Intelligent storage drives and multifunction CE devices are also ideal for this new fluid interface, only exposing the functionality you want to use. The gaming consoles have been testing this idea and we can very well expect more UI experimentation in the near future.

Not Just for Devices

The fluid interface is not just for devices, and thanks to Web 2.0 technologies like Ruby and Ajax, you are also seeing the fluidity come to web and web applications, and perhaps it will soon trickle down to enterprise applications.

Netvibes and Pageflakes are good examples of rudimentary interfaces that depend on fluidity. Digg Spy and Cloud View are other examples of a fluid UI. The commonality between all these services is that they are dealing with massive amounts of information, just like the new CE devices.

The big interface shift is part of the technological evolution. During the last century, the automobile business started out Model-T but then evolved to different models, each with a different look and feel and a different dashboard, the UI of that business. It has continued to evolve and become more dynamic as complexity of the box-on-four-wheels has increased.

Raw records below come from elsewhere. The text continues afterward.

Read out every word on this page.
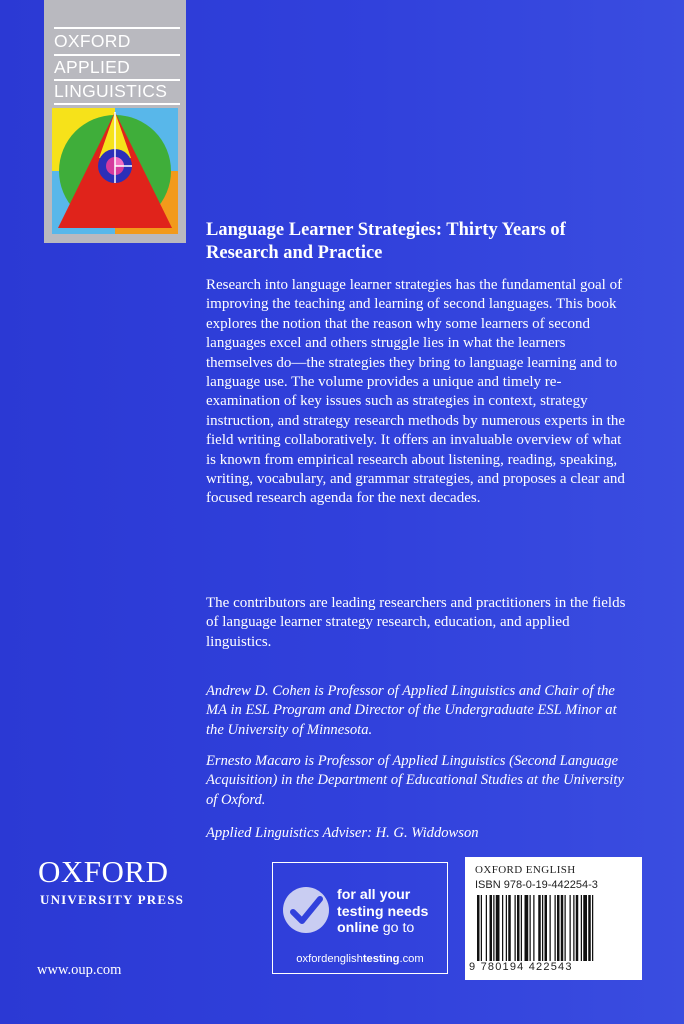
OXFORD
APPLIED
LINGUISTICS
Language Learner Strategies: Thirty Years of Research and Practice

Research into language learner strategies has the fundamental goal of improving the teaching and learning of second languages. This book explores the notion that the reason why some learners of second languages excel and others struggle lies in what the learners themselves do—the strategies they bring to language learning and to language use. The volume provides a unique and timely re-examination of key issues such as strategies in context, strategy instruction, and strategy research methods by numerous experts in the field writing collaboratively. It offers an invaluable overview of what is known from empirical research about listening, reading, speaking, writing, vocabulary, and grammar strategies, and proposes a clear and focused research agenda for the next decades.

The contributors are leading researchers and practitioners in the fields of language learner strategy research, education, and applied linguistics.

Andrew D. Cohen is Professor of Applied Linguistics and Chair of the MA in ESL Program and Director of the Undergraduate ESL Minor at the University of Minnesota.

Ernesto Macaro is Professor of Applied Linguistics (Second Language Acquisition) in the Department of Educational Studies at the University of Oxford.

Applied Linguistics Adviser: H. G. Widdowson

OXFORD
UNIVERSITY PRESS
www.oup.com
for all your
testing needs
online go to
oxfordenglishtesting.com
OXFORD ENGLISH
ISBN 978-0-19-442254-3
9 780194 422543
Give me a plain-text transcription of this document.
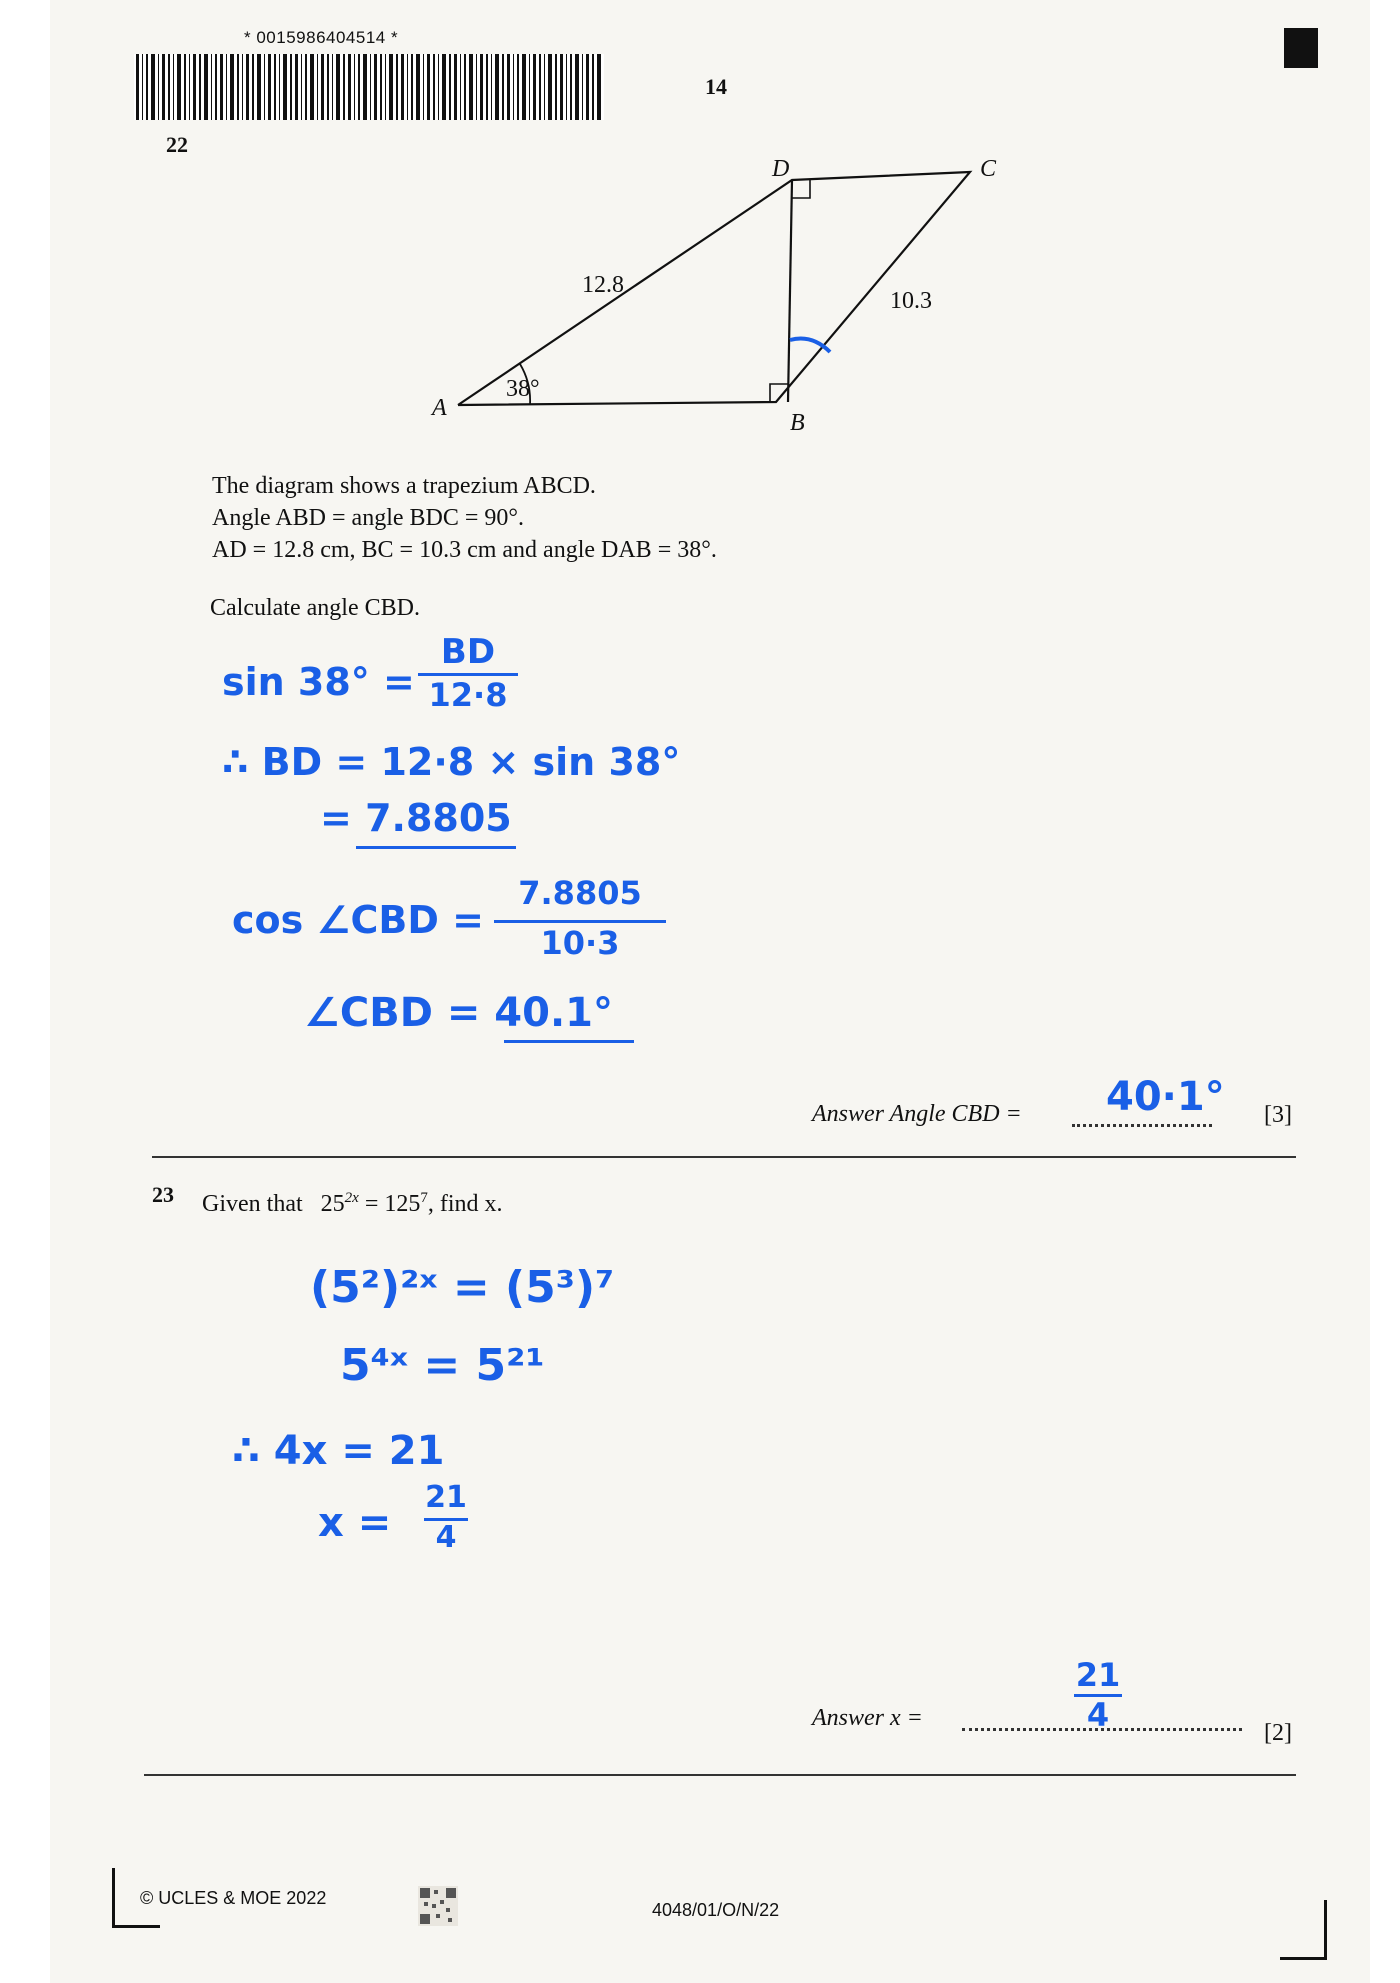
* 0015986404514 *
14
22
A
B
C
D
12.8
10.3
38°
The diagram shows a trapezium ABCD.
Angle ABD = angle BDC = 90°.
AD = 12.8 cm, BC = 10.3 cm and angle DAB = 38°.
Calculate angle CBD.
sin 38° =
BD
12·8
∴ BD = 12·8 × sin 38°
= 7.8805
cos ∠CBD =
7.8805
10·3
∠CBD = 40.1°
Answer Angle CBD = 40·1° [3]
23 Given that $25^{2x} = 125^7$, find x.
(5²)²ˣ = (5³)⁷
5⁴ˣ = 5²¹
∴ 4x = 21
x =
21
4
Answer x =
21
4	[2]
© UCLES & MOE 2022
4048/01/O/N/22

The computer business has gone through the same evolution. I remember the punch cards, the DOS interface, Windows 3.1, the Mac, the OS X, the Windows XP and so on. (Interestingly, the Xerox inspired icon-driven Mac UI changed the way we interacted with computers.) Computers had screen real estate and helped popularize the “menu” and “windows” system. But with mobiles and CE devices that menu-windows paradigm doesn’t quite work as effectively.

The fluid UI is the natural evolution. In an era where hyper commoditization is part of doing business, UI and by extension the user experience is the crucial barrier to entry. Apple’s iPhone is a collection of commodity chips, hard drives and whatnot dressed up in a pretty shell. It is the UI that makes it intriguing enough to worth waiting for.

Our skepticism about it being a potentially costly debacle aside, both Davis and I are waiting for the iPhone, just to get a close personal look at the user interface. (At least that’s my excuse for getting one!)